Our implementation ignores stopwords at query time (i.e. they are handled in our implementation of matchTokenInfos).  Where S is a stopword and C is a non-stopwor, we treat:

S+ as a query matching no results.
S* T+ S* as if the query were T* (i.e. strip head and teal stopwords)
T+ S+ T+ as if the query were T+ .+ (for each S) T+

This interpretation allows us to pass the XQFTTS tests.

Comment 3 Tim Mills 2011-09-22 09:04:46 UTC

By way of further explanation, the following is motivated by the conviction that XQuery Full Text should be able to be implemented using a traditional full text inverted index.
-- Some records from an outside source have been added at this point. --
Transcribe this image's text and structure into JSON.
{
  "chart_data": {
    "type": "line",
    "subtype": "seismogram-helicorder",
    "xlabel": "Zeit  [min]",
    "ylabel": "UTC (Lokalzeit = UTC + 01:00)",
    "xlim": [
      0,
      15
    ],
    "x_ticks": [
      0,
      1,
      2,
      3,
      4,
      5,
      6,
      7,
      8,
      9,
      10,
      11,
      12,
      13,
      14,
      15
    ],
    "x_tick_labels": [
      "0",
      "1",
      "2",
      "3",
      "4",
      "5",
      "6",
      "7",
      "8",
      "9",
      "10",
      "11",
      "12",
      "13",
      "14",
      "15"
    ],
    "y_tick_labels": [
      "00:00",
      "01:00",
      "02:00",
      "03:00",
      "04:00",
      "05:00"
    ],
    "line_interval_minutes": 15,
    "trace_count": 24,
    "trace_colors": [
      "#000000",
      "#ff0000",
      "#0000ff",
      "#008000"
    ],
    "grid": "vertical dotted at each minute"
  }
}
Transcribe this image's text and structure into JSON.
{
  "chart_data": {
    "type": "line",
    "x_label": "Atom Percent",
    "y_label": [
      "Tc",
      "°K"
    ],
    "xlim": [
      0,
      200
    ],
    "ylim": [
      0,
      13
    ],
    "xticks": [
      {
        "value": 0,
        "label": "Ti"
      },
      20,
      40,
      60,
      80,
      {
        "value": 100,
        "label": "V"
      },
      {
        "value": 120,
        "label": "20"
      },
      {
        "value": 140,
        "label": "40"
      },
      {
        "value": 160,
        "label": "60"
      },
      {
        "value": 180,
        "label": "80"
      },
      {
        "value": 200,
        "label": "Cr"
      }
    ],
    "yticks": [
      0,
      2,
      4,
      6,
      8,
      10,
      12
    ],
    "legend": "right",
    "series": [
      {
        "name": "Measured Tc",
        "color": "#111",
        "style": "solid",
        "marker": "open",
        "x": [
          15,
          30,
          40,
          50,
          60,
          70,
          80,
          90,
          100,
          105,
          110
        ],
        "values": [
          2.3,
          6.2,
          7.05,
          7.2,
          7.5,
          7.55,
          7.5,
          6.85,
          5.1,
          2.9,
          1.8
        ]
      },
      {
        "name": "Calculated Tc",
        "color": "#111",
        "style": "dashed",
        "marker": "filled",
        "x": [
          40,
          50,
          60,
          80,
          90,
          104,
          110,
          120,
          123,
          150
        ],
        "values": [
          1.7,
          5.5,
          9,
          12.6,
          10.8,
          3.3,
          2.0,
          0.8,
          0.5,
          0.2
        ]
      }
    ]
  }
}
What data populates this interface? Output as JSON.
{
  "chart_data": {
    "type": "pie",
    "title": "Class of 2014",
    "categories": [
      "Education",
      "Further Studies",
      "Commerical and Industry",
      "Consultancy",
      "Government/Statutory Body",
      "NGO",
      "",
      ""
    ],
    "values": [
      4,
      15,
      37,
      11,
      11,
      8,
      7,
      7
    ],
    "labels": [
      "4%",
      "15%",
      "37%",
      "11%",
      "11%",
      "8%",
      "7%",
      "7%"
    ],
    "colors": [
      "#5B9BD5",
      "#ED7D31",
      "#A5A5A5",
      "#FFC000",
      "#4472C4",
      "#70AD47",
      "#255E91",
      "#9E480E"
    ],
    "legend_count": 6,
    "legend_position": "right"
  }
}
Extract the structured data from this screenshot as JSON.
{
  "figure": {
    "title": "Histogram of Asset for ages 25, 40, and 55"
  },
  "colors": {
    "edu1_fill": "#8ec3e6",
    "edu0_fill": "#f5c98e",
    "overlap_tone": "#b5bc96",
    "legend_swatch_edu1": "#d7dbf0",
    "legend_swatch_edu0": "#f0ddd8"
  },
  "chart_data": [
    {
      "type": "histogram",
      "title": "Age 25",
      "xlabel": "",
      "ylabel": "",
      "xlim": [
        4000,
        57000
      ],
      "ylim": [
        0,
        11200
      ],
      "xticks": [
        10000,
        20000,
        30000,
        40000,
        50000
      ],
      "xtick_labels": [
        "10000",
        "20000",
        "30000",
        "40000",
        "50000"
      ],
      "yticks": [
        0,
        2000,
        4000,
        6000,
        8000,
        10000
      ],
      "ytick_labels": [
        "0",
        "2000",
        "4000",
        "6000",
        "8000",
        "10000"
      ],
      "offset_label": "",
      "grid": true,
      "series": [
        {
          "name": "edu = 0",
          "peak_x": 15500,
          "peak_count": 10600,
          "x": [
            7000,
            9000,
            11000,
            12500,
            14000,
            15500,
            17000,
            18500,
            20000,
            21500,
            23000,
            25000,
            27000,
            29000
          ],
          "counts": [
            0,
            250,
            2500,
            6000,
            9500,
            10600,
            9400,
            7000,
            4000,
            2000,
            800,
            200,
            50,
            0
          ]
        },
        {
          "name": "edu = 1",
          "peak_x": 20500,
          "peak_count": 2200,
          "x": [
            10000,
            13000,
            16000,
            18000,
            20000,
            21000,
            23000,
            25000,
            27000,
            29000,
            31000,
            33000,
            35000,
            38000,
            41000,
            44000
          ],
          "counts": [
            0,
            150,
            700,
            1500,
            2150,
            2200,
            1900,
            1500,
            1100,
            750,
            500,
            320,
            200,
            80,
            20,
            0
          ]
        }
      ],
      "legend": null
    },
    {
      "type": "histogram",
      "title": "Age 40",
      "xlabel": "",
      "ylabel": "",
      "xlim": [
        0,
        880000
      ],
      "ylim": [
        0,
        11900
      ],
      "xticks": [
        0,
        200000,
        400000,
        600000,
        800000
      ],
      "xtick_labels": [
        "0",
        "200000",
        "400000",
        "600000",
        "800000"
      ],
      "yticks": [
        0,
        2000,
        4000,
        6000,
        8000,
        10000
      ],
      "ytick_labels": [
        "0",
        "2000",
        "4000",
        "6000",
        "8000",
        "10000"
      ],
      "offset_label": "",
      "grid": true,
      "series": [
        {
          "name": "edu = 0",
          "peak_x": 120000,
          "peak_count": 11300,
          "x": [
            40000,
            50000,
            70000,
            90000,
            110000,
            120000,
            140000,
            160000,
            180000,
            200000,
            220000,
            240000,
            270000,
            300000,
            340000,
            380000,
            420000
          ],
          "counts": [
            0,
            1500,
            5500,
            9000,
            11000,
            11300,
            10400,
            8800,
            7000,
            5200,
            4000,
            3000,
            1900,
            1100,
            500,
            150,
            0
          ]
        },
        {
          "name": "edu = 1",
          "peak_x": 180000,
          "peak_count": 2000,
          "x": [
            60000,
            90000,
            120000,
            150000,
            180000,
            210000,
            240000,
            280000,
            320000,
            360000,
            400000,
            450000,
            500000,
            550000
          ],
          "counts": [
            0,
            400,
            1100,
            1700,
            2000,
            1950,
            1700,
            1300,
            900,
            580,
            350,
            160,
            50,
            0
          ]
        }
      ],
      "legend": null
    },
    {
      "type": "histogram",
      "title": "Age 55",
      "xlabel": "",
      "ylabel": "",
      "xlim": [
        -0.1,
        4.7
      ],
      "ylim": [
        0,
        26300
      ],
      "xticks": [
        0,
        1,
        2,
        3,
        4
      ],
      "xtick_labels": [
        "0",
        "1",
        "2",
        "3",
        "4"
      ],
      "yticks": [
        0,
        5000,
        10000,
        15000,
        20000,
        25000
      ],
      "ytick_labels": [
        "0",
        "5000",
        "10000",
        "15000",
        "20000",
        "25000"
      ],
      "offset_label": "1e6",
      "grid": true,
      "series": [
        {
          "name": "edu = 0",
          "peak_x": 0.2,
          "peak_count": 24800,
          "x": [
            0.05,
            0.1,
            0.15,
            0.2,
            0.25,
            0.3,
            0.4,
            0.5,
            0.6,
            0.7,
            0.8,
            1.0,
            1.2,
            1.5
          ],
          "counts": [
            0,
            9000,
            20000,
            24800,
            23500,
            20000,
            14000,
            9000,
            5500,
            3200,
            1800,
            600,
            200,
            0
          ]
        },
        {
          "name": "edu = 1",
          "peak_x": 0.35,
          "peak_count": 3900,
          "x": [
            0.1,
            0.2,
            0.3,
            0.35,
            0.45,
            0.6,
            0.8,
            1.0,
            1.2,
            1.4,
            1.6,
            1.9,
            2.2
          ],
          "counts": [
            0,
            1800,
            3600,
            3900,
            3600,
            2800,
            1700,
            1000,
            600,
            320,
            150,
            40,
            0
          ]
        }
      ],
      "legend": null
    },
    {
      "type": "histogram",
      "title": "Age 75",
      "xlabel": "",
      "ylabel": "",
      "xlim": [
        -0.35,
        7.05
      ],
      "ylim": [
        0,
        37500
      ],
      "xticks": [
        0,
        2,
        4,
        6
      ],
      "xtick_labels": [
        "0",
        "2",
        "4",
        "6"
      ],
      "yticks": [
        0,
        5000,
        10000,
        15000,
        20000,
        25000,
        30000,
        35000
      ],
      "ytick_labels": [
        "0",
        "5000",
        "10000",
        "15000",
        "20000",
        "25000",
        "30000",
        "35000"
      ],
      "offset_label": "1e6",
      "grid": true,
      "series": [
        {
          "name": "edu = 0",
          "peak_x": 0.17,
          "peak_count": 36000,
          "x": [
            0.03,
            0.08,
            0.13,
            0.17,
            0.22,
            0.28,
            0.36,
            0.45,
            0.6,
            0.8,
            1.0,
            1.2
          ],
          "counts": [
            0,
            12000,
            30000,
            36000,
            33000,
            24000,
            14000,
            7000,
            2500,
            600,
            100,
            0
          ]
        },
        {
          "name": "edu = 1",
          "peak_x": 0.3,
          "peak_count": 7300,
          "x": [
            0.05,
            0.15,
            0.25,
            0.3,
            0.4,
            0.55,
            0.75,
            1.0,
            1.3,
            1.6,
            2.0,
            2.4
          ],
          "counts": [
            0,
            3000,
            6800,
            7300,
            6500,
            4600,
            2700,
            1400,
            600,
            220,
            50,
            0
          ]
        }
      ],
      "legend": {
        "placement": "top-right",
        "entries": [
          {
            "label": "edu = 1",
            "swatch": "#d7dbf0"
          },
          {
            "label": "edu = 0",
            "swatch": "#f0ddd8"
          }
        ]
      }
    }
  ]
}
The examples given below have the form

$arg contains text "STOPWORD" using stop words ("STOPWORD") 

but can be interpreted as:

count(fts:tokenize($arg)) >= 1

where fts:tokenize is an implementation-defined function which returns a sequence of element(TokenInfo) resulting from tokenization of its arguments.

This illustrates how the stop word feature can be abused to do things which have little to do with stop word handling.  I'd argue this is a Bad Thing, and it results from the specification saying that "Stop words are tokens in the query that match any token in the text being searched."  I'd argue that this is quite different from how stop words are generally used in Information Retrieval, where stop words are typically discarded (either at query time or index time).


EZAMPLE 1
---------

It is implementation defined whether the following expression will return true or false.

"not" contains text "and" using stop words ("and", "not") 

EXPLANATION
-----------

Tokenization of "not" using the tokenization rules used for examples will result in a single token ("not").

The expression will return true if the implementation matches the stop word 'and' against the single token "not".  (Performing such a match with an inverted index is inefficient.)

The expression will return false if the implementation has discarded stop words during indexing (as permitted by the note in section 3.4.7).


EZAMPLE 2
---------

I can't find an argument in the specification to support returning false for the fallowing query.

"strange" contains text "and" using stop words ("and") 

However, I believe this to be a problem with the specification.  It is quite normal for an IR system to return false for such a query.

EXPLANATION
-----------

Tokenization of "strange" using the tokenization rules used for examples will result in a single token ("strange").

The expression will return true if the implementation matches the stopword 'and' against the single token "strange".